Edo period print of a Samurai about to commit seppuku, courtesy Wikipedia.

It occurred to me recently that Jesus has little to do with our current denominational crises (sexuality, authority, polity, theology, etc.).  We argue about all of these and more, of course.  But Jesus is rarely invoked.  Whether this is because Jesus is not particularly relevant to our debates (which I don’t believe is true), or because his life, his Spirit, and his witness are secondary to our ego-driven conniving, it is hard to say.  But make no mistake, Jesus is conspicuously absent from our day-to-day conversation in the UMC.  If invoked at all, it is either Jesus the one-dimensional revolutionary, or the (equally monochromatic) Jesus the holy celibate, who existed above all temptations.  We too quickly trade the Second Person of the Trinity for a usable Christ constructed in our own image(s), and then peddle fool’s gold as if it is precious.

Of course, the problem with this is that without Jesus, the Christian faith – and the church who bears that story – is bankrupt.  As John Stott wrote so viscerally,

“The person and work of Christ are the rock upon which the Christian religion is built. If he is not who he said he was, and if he did not do what he said he had come to do, the foundation is undermined and the whole superstructure will collapse. Take Christ from Christianity, and you disembowel it; there is practically nothing left.  Christ is the centre of Christianity; all else is circumference.” (Basic Christianity, 21)

In contemporary United Methodism, we spend most of our time playing around in the circumference, and little time sitting at the feet of Christ.

No doubt, many will say this is all an obvious and overly pious dodge – so simplistic it is almost foolhardy. But absent a refocusing on the One who truly matters, the circumference will continue to dominate our energy, attention, and resources.  Such a church will be many things – many of them good, beautiful, and just – but it will not be a church of the living Christ.  It will be a husk, a shadow, a corpse of a thing incapable of being neither salt nor light.  I pray this is not our future; but many of the loudest voices in our church seem satisfied with nothing less, either in the name of ‘scriptural’ fidelity or ‘biblical’ obedience.
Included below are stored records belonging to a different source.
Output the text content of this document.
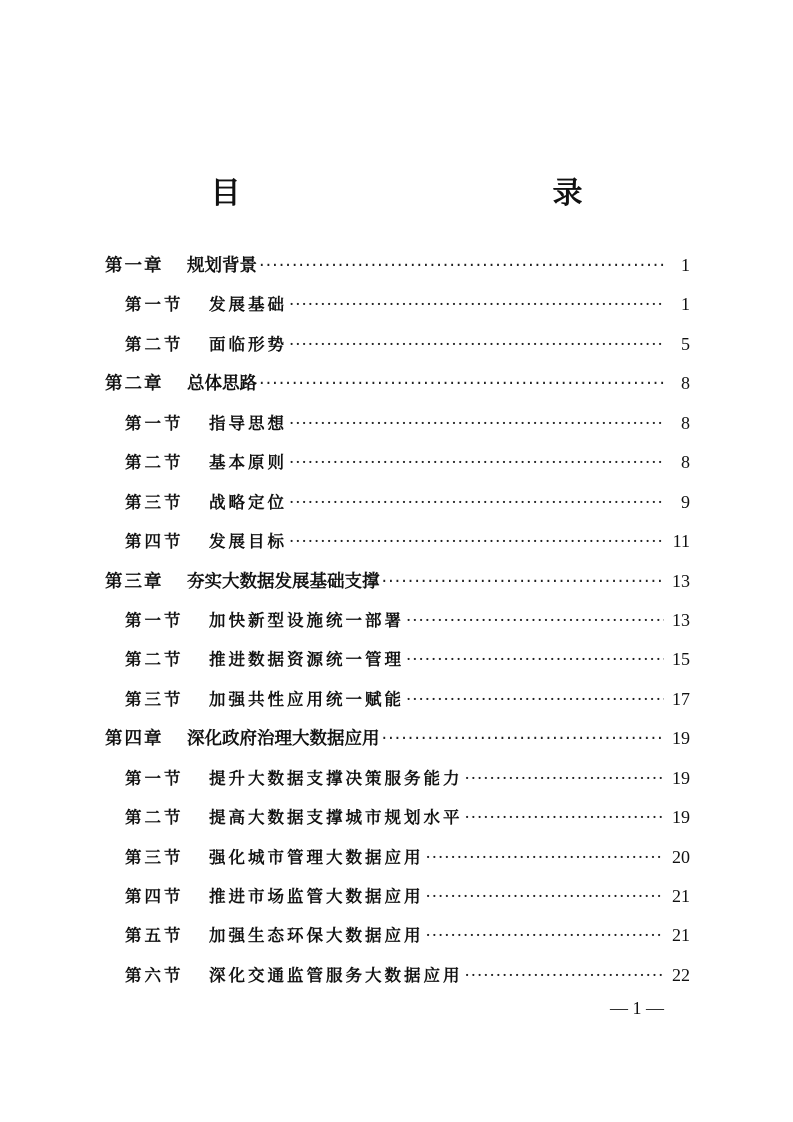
目　　录
第一章	规划背景 ·····	1
第一节	发展基础 ·····	1
第二节	面临形势 ·····	5
第二章	总体思路 ·····	8
第一节	指导思想 ·····	8
第二节	基本原则 ·····	8
第三节	战略定位 ·····	9
第四节	发展目标 ·····	11
第三章	夯实大数据发展基础支撑 ·····	13
第一节	加快新型设施统一部署 ·····	13
第二节	推进数据资源统一管理 ·····	15
第三节	加强共性应用统一赋能 ·····	17
第四章	深化政府治理大数据应用 ·····	19
第一节	提升大数据支撑决策服务能力 ·····	19
第二节	提高大数据支撑城市规划水平 ·····	19
第三节	强化城市管理大数据应用 ·····	20
第四节	推进市场监管大数据应用 ·····	21
第五节	加强生态环保大数据应用 ·····	21
第六节	深化交通监管服务大数据应用 ·····	22
— 1 —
Like the Greeks who approached Philip wanting only one thing, I believe the UMC has only one real need, despite our sea of petitions, conversations, and threats: “Sir, we would see Jesus.” (John 12:21b)

Will we recover “the one thing needful?” Only time will tell.

8 thoughts on “Disemboweling the #UMC

  1. Tex Sample comes from my parents’ generation (born 1935). This is one of his “Liberal Seminary professors talk to their conservative parents” stories. A friend of his was at his father’s house in Alabama when Jesse Jackson, Sr. came on the television. (Before Barack Obama, Jackson was the focus of White Southern rage). The father began cursing at Jackson through the TV. The highly educated son said “Daddy, why don’t you just PRAY that God will strike Jesse Jackson dead?” The father snorted “Son, you know Jesus won’t put up with that sh**.”

  2. I think your comments are evident in worship when we give that small amount of time to honor ourselves for all our accomplishments, veterans, public servants, teachers, parents. While I see them all as important I don’t feel they should take time from worship of God.

  3. I think it was John Piper who said that every sermon should start with scripture, be put in its context, and run with it to the cross. People are spiritually perishing, but rarely in a UM church do I hear, even indirectly, “I am the way, the truth and the life. No one comes to the Father except through me.” John 14:16.